Steve Schofield, Senior Advisor, Communicable Disease Control Program, Directorate of Force Health Protection, Canadian Forces Health Services Group Headquarters, Department of National Defence, Ottawa, Ontario, Canada, writes:

“I am writing this verification letter to affirm that the results described in the attached paper ‘The Impact of Age Demographics on Interpreting and Applying Population-Wide Infection Fatality Rates for COVID-19,’ by MacLeod and Hunter have been used by the Canadian Forces Health Services Group to update estimates of the burden (i.e., fatality rate) the Canadian Armed Forces (CAF) may expect to experience at various prevalence rates of COVID-19 infection within its population. The Surgeon General and his deputy have been briefed a number of times on this work, and have requested updates to it and further information on its implications, which the authors have provided. As the CAF is responsible for the health and healthcare system of its members, as well as in supporting other government departments in responding to the pandemic, it is crucial for senior decision-makers to have the best possible understanding of the parameters of this disease in order to plan and allocate resources accordingly.”

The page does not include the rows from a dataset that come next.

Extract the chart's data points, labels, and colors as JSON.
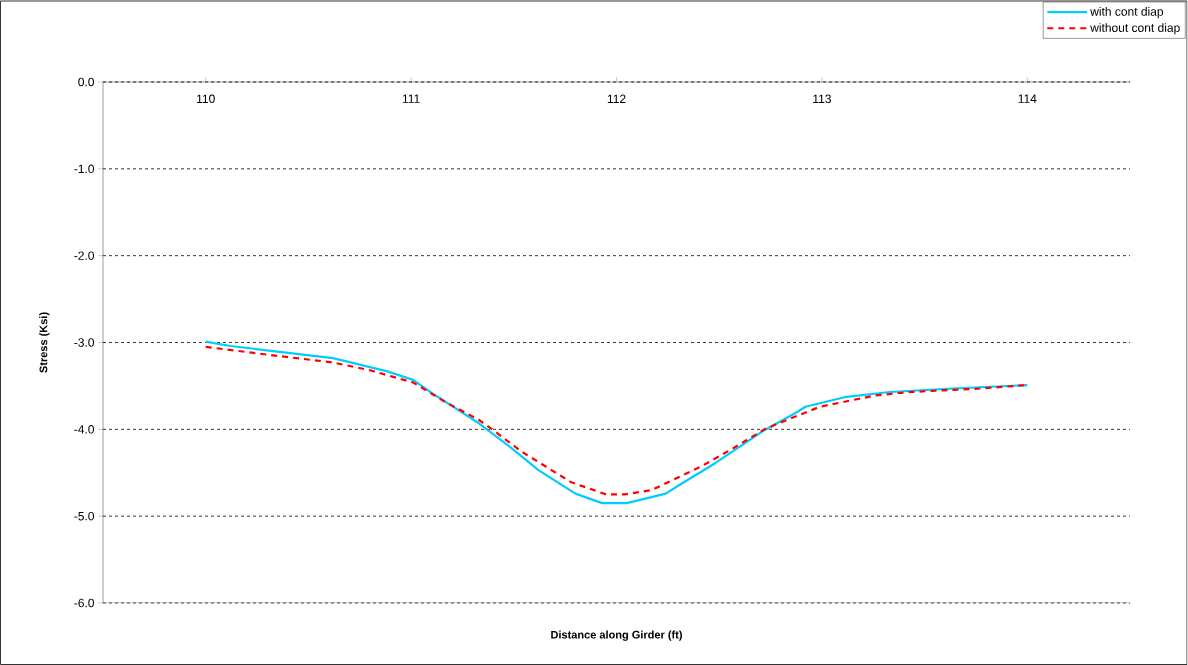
{
  "chart_data": {
    "type": "line",
    "xlabel": "Distance along Girder (ft)",
    "ylabel": "Stress (Ksi)",
    "xlim": [
      109.5,
      114.5
    ],
    "xticks": [
      110,
      111,
      112,
      113,
      114
    ],
    "ylim": [
      -6,
      0
    ],
    "yticks": [
      {
        "value": -6,
        "label": "-6.0"
      },
      {
        "value": -5,
        "label": "-5.0"
      },
      {
        "value": -4,
        "label": "-4.0"
      },
      {
        "value": -3,
        "label": "-3.0"
      },
      {
        "value": -2,
        "label": "-2.0"
      },
      {
        "value": -1,
        "label": "-1.0"
      },
      {
        "value": 0,
        "label": "0.0"
      }
    ],
    "grid": "y",
    "legend": "top right",
    "marker": "none",
    "series": [
      {
        "name": "with cont diap",
        "color": "#00ccff",
        "line_style": "solid",
        "x": [
          110.0,
          110.12,
          110.62,
          110.88,
          111.01,
          111.1,
          111.33,
          111.48,
          111.62,
          111.8,
          111.93,
          112.05,
          112.24,
          112.3,
          112.48,
          112.72,
          112.88,
          112.92,
          113.11,
          113.33,
          113.64,
          114.0
        ],
        "values": [
          -2.99,
          -3.04,
          -3.18,
          -3.33,
          -3.43,
          -3.58,
          -3.93,
          -4.2,
          -4.47,
          -4.74,
          -4.85,
          -4.85,
          -4.74,
          -4.65,
          -4.39,
          -4.01,
          -3.8,
          -3.74,
          -3.63,
          -3.57,
          -3.53,
          -3.49
        ]
      },
      {
        "name": "without cont diap",
        "color": "#ff0000",
        "line_style": "dashed",
        "x": [
          110.0,
          110.2,
          110.37,
          110.62,
          110.8,
          111.01,
          111.17,
          111.33,
          111.4,
          111.54,
          111.78,
          111.95,
          112.04,
          112.17,
          112.41,
          112.56,
          112.72,
          112.8,
          112.99,
          113.26,
          113.43,
          113.77,
          114.0
        ],
        "values": [
          -3.05,
          -3.11,
          -3.16,
          -3.23,
          -3.32,
          -3.46,
          -3.69,
          -3.89,
          -4.01,
          -4.26,
          -4.61,
          -4.75,
          -4.75,
          -4.7,
          -4.43,
          -4.23,
          -4.0,
          -3.92,
          -3.74,
          -3.61,
          -3.57,
          -3.53,
          -3.49
        ]
      }
    ]
  }
}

Matthew R. MacLeod has been a defence scientist with Defence Research and Development Canada–Centre for Operational Research and Analysis for 14 years, having been embedded with Director General Air Force Development, the Canadian Forces Maritime Warfare Centre, and until recently, the Canadian Joint Operations Command. He is currently embedded with the Canadian Forces Health Services Group.

D. Gregory Hunter has been a defence scientist with Defence Research and Development Canada–Centre for Operational Research and Analysis for 17 years. He has been embedded with Director General (DG) Air Force Development and DG Space and was also previously a member of the Central Operational Research Team and the Information Management Operational Research Team. He is currently embedded with Canadian Joint Operations Command.